Justice for Palestine




PAULINE Collins and Norma Rana of the Palestine Solidarity Campaign last Friday night spoke to a packed meeting room in Blackheath, south-east London, of their recent visit to Palestine’s West Bank.
Their talk was illustrated by slides and packed with information and shocking statistics on the lives of ordinary people in Palestine under the oppressive and illegal Israeli occupation.
They visited the agricultural village of Beit Furik, with a population of 25,000 situated 25 miles from East Jerusalem.
They described the key issues affecting the people of the village, including denial of access to water, which is rationed by the Israelis, and denial of access to their fields to harvest their olives.
The people of Beit Furik have to pass through military checkpoints to get to their own farm land but the opening times of the checkpoints are brief, arbitrary and constantly changing.
Permits are needed to get through the checkpoints and can be taken away arbitrarily. People can be arrested and detained for no reason. Sometimes they are released after a few hours; sometimes they disappear into prisons.
Delays at checkpoints are responsible for a number of deaths, as ambulances are denied access and both casualties and women in labour are denied access to urgently needed medical care. Many babies born to women queuing at checkpoints have died and so have some mothers.

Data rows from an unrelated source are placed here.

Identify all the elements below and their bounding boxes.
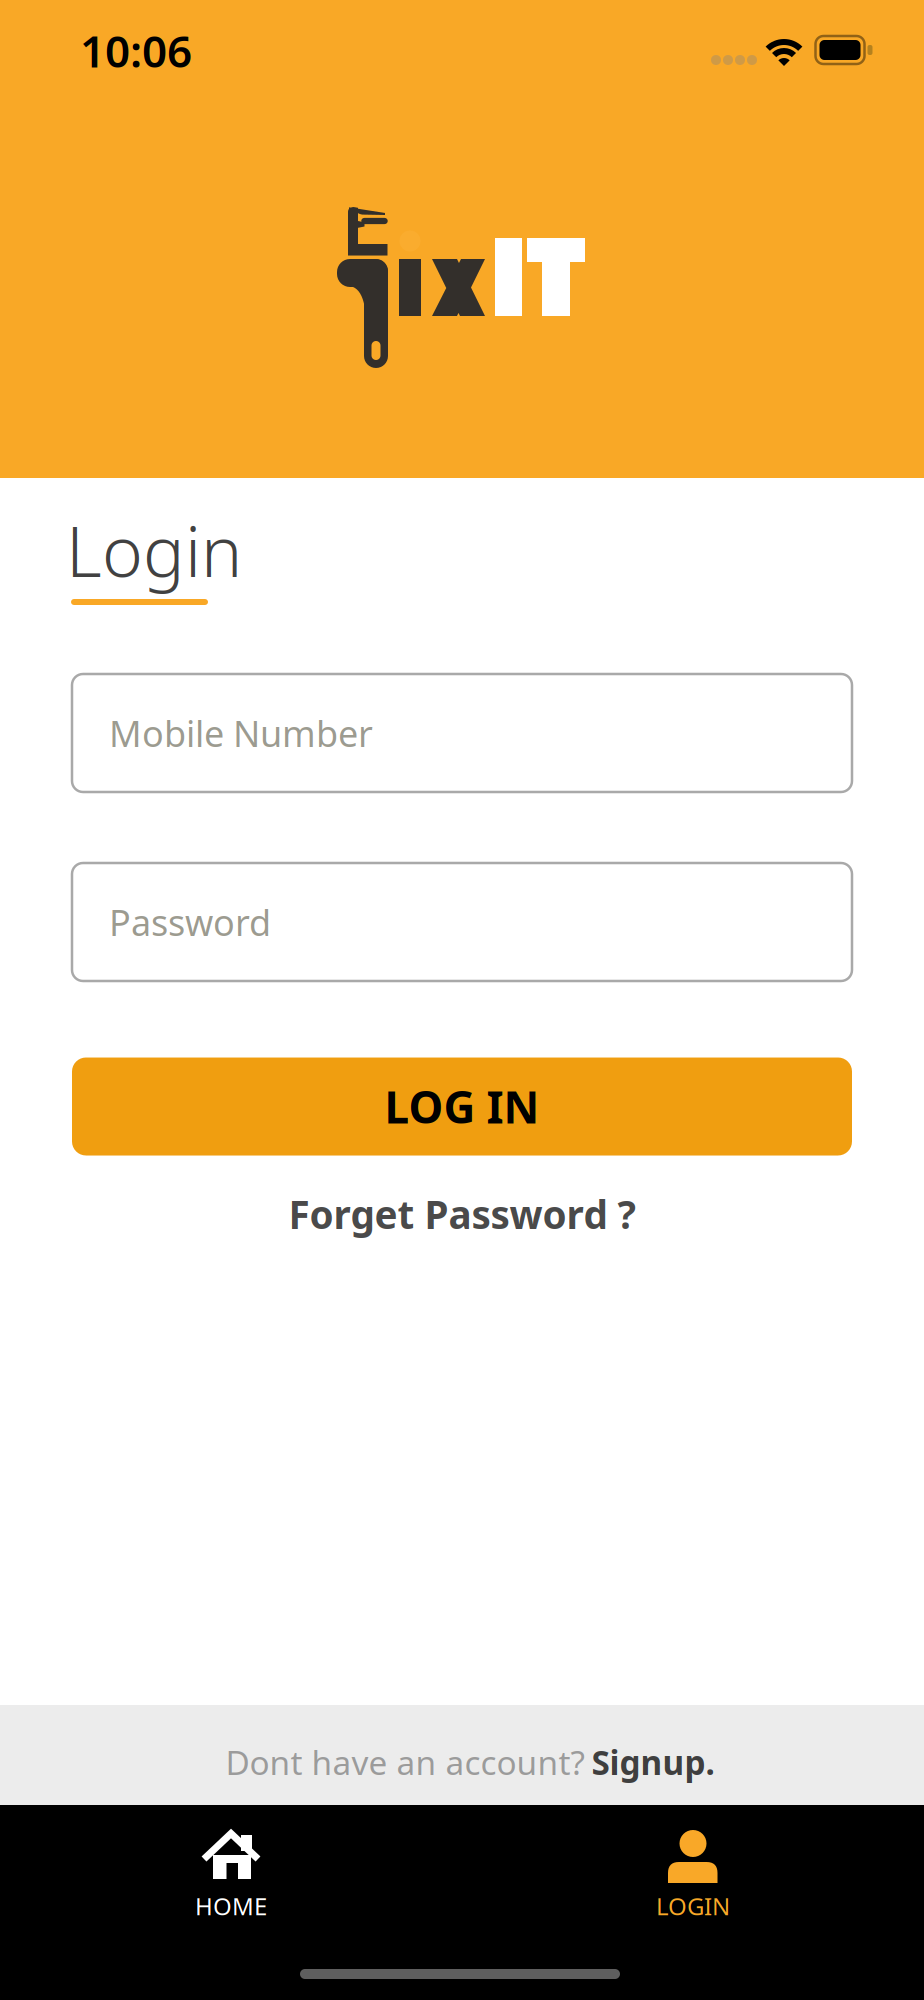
button[interactable]: Dont have an account? xyxy=(226,1740,714,1784)
button[interactable]: LOG IN xyxy=(72,1058,852,1156)
button[interactable]: LOGIN xyxy=(583,1821,803,1941)
secureTextField[interactable]: Password xyxy=(109,898,852,946)
staticText: Password xyxy=(109,898,271,946)
staticText: LOGIN xyxy=(656,1890,730,1922)
staticText: Forget Password ? xyxy=(288,1188,636,1240)
staticText: Dont have an account? xyxy=(226,1740,584,1784)
staticText: HOME xyxy=(195,1890,267,1922)
staticText: Signup. xyxy=(592,1740,714,1784)
staticText: LOG IN xyxy=(384,1077,540,1136)
staticText: Login xyxy=(66,504,242,596)
textField[interactable]: Mobile Number xyxy=(109,709,852,757)
staticText: 10:06 xyxy=(80,21,192,80)
button[interactable]: HOME xyxy=(121,1821,341,1941)
button[interactable]: Forget Password ? xyxy=(288,1188,636,1240)
staticText: Mobile Number xyxy=(109,709,373,757)
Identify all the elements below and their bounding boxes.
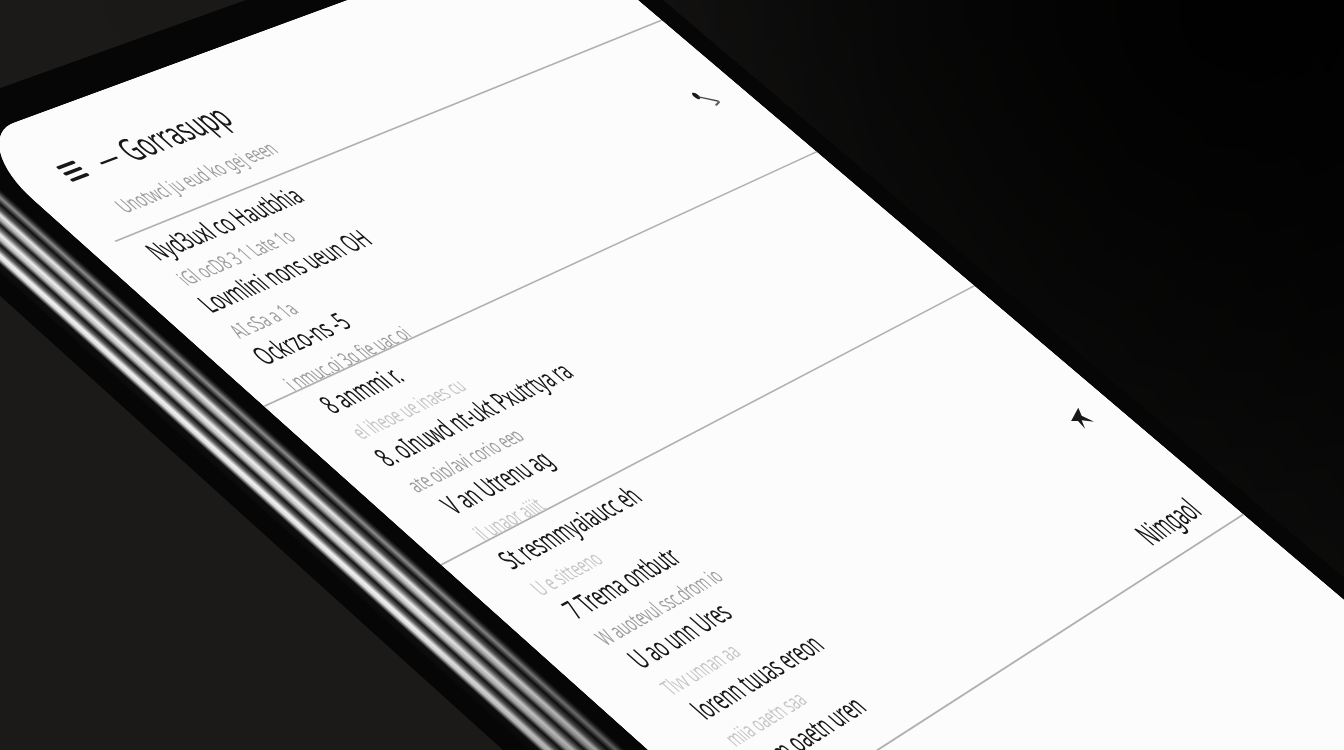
staticText: il unaor aiiit [464, 491, 547, 541]
staticText: 8 anmmi r. [309, 359, 413, 421]
staticText: Unotwcl ju eud ko gej eeen [106, 135, 284, 218]
staticText: AI sSa a 1a [221, 296, 300, 339]
button[interactable]: St resmmyaiaucc eh [442, 286, 1028, 619]
button[interactable]: V an Utrenu ag [381, 241, 974, 564]
button[interactable]: aueri nnoa [806, 561, 1344, 750]
button[interactable]: 7 Trema ontbutr [501, 331, 1081, 672]
button[interactable]: 8 anmmi r. [265, 152, 869, 459]
staticText: lorenn tuuas ereon [680, 626, 834, 727]
button[interactable]: lorenn tuuas ereon [621, 422, 1188, 750]
button[interactable]: srrea ouno [869, 608, 1344, 750]
staticText: U e sitteeno [522, 545, 605, 596]
staticText: miia oaetn saa [716, 684, 809, 747]
staticText: Lovmlini nons ueun OH [187, 223, 381, 320]
staticText: saa uren tta [780, 743, 859, 750]
staticText: iGl ocD8 3 1 Late 1o [168, 223, 298, 286]
staticText: Nyd3uxl co Hautbhia [135, 180, 313, 267]
button[interactable]: U ao unn Ures [561, 376, 1135, 726]
button[interactable]: Ockrzo-ns -5 [206, 107, 816, 406]
staticText: Ockrzo-ns -5 [241, 305, 361, 372]
staticText: i nmuc.oj 3g fie uac oi [275, 320, 414, 391]
staticText: Nimgaol [1124, 490, 1211, 553]
button[interactable]: nrm oaetn uren [682, 468, 1243, 750]
button[interactable]: 8. oInuwd nt-ukt Pxutrtya ra [323, 196, 921, 511]
button[interactable]: Menu [45, 152, 100, 190]
staticText: St resmmyaiaucc eh [487, 478, 651, 577]
staticText: Tlyy unnan aa [652, 637, 742, 696]
button[interactable]: Nyd3uxl co Hautbhia [92, 21, 713, 303]
button[interactable]: Lovmlini nons ueun OH [148, 64, 764, 354]
staticText: 8. oInuwd nt-ukt Pxutrtya ra [364, 354, 583, 474]
staticText: el iheoe ue jnaes cu [343, 372, 468, 440]
staticText: — [80, 139, 132, 177]
staticText: nrm oaetn uren [744, 688, 875, 750]
staticText: W auoteyul ssc.drom jo [586, 562, 725, 646]
staticText: U ao unn Ures [617, 594, 741, 676]
staticText: Gorrasupp [102, 95, 244, 170]
staticText: 7 Trema ontbutr [552, 539, 691, 626]
button[interactable]: eiro taeun [745, 515, 1299, 750]
staticText: ate oip/ayi corio eep [398, 422, 526, 493]
staticText: V an Utrenu ag [430, 442, 563, 522]
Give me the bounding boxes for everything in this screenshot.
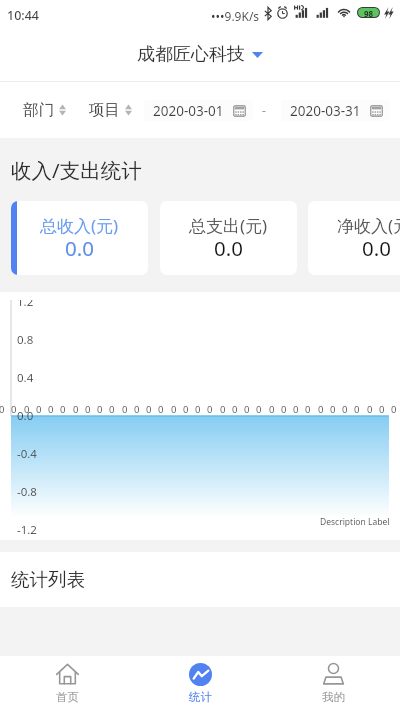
staticText: 0.0: [362, 234, 391, 262]
staticText: 0.0: [214, 234, 243, 262]
staticText: 0.4: [17, 370, 34, 386]
staticText: 0: [281, 403, 287, 416]
staticText: 总收入(元): [40, 214, 119, 237]
staticText: 2020-03-01: [153, 102, 224, 120]
staticText: -0.8: [17, 484, 37, 500]
staticText: Description Label: [320, 516, 390, 528]
staticText: 统计列表: [11, 568, 85, 591]
staticText: 0.8: [17, 332, 34, 348]
button[interactable]: 成都匠心科技: [137, 43, 263, 66]
button[interactable]: 首页: [0, 656, 134, 711]
button[interactable]: 总收入(元): [11, 201, 148, 275]
staticText: 0: [60, 403, 66, 416]
staticText: 0: [293, 403, 299, 416]
staticText: 0: [195, 403, 201, 416]
staticText: 统计: [189, 690, 212, 704]
staticText: •••9.9K/s: [211, 8, 260, 24]
staticText: 0: [158, 403, 164, 416]
staticText: 0: [24, 403, 30, 416]
button[interactable]: 部门: [23, 100, 66, 120]
staticText: 0: [269, 403, 275, 416]
other: 首页: [56, 663, 79, 685]
button[interactable]: 我的: [267, 656, 400, 711]
staticText: 0: [342, 403, 348, 416]
staticText: 0: [134, 403, 140, 416]
staticText: 2020-03-31: [290, 102, 361, 120]
button[interactable]: 净收入(元): [308, 201, 400, 275]
staticText: -: [262, 102, 266, 118]
staticText: 0: [85, 403, 91, 416]
button[interactable]: 项目: [89, 100, 132, 120]
staticText: 部门: [23, 100, 54, 120]
staticText: 0: [146, 403, 152, 416]
staticText: 0: [0, 403, 5, 416]
staticText: 首页: [56, 690, 79, 704]
other: 我的: [323, 663, 344, 685]
staticText: 0: [244, 403, 250, 416]
staticText: 总支出(元): [189, 214, 268, 237]
button[interactable]: 2020-03-01: [144, 100, 253, 121]
staticText: 0: [207, 403, 213, 416]
staticText: 0: [305, 403, 311, 416]
staticText: 0: [183, 403, 189, 416]
staticText: 我的: [322, 690, 345, 704]
staticText: 0: [232, 403, 238, 416]
other: 统计: [189, 663, 212, 686]
staticText: 1.2: [17, 300, 34, 310]
staticText: 0: [354, 403, 360, 416]
staticText: 项目: [89, 100, 120, 120]
staticText: 98: [364, 8, 374, 17]
staticText: 0: [391, 403, 397, 416]
staticText: 成都匠心科技: [137, 43, 245, 66]
staticText: 0: [97, 403, 103, 416]
staticText: 0: [256, 403, 262, 416]
staticText: 0: [109, 403, 115, 416]
staticText: 0: [220, 403, 226, 416]
staticText: 0: [367, 403, 373, 416]
staticText: 10:44: [7, 7, 40, 24]
staticText: 0: [48, 403, 54, 416]
staticText: 0: [171, 403, 177, 416]
staticText: 收入/支出统计: [11, 156, 142, 184]
staticText: 0: [11, 403, 17, 416]
staticText: 0: [318, 403, 324, 416]
staticText: -0.4: [17, 446, 37, 462]
staticText: 0: [73, 403, 79, 416]
staticText: 0.0: [65, 234, 94, 262]
staticText: 0.0: [17, 408, 34, 424]
staticText: 净收入(元): [337, 214, 400, 237]
staticText: 0: [36, 403, 42, 416]
button[interactable]: 统计: [134, 656, 267, 711]
staticText: 0: [330, 403, 336, 416]
button[interactable]: 2020-03-31: [281, 100, 390, 121]
button[interactable]: 总支出(元): [160, 201, 297, 275]
staticText: 0: [379, 403, 385, 416]
staticText: 0: [122, 403, 128, 416]
staticText: -1.2: [17, 522, 37, 538]
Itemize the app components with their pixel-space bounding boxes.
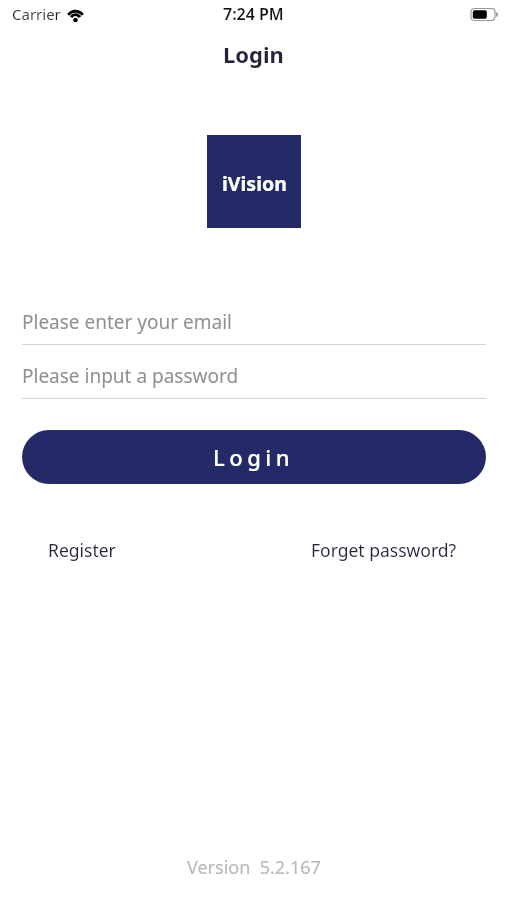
button[interactable]: Login [22,430,486,484]
button[interactable]: Register [36,526,128,574]
staticText: Forget password? [311,538,457,562]
button[interactable]: Please input a password [22,352,486,399]
staticText: Version 5.2.167 [187,855,321,880]
staticText: Register [48,538,116,562]
staticText: iVision [222,170,287,197]
staticText: Please input a password [22,363,239,389]
staticText: 7:24 PM [223,3,284,25]
staticText: Please enter your email [22,309,233,335]
staticText: Login [213,442,295,472]
button[interactable]: Forget password? [299,526,469,574]
staticText: Login [223,39,284,69]
staticText: Carrier [12,4,61,24]
button[interactable]: Please enter your email [22,298,486,345]
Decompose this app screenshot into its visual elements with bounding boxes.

When they get to the fields they cannot farm the slopes of a nearby hill – there is an illegal Israeli settlement at the top and the settlers harass the farmers and damage the trees. But if the land is left unfarmed for a number of years, the farmers are forced to relinquish ownership of it under laws that go back to the Ottoman Empire.
Pauline and Norma described the effects of the giant partition wall built on Palestinian land to prevent Palestinians moving about freely. The wall is not straight; it has many loops that create isolated enclaves, cutting off those within from the rest of their community.
It forces people to walk many miles from their homes to their places of work and study, which are quite close as the crow flies and it isolates clinics from the communities they serve.
The local people have a simple list of demands, including being treated as human beings, a Palestinian state equal to that of the Israelis, the right of return to the homes they have been evicted from, the restoration of their olive groves and a fair price for their goods when they take them to market.
The Women’s Union raised £1,000 in funds for the village, which was used to buy two sewing machines to make clothes for sale; a digital camera, piano and computer with internet access for the Children’s Drama Association and traditional Palestinian clothes for the boys’ dance group. They are setting up a website for the village.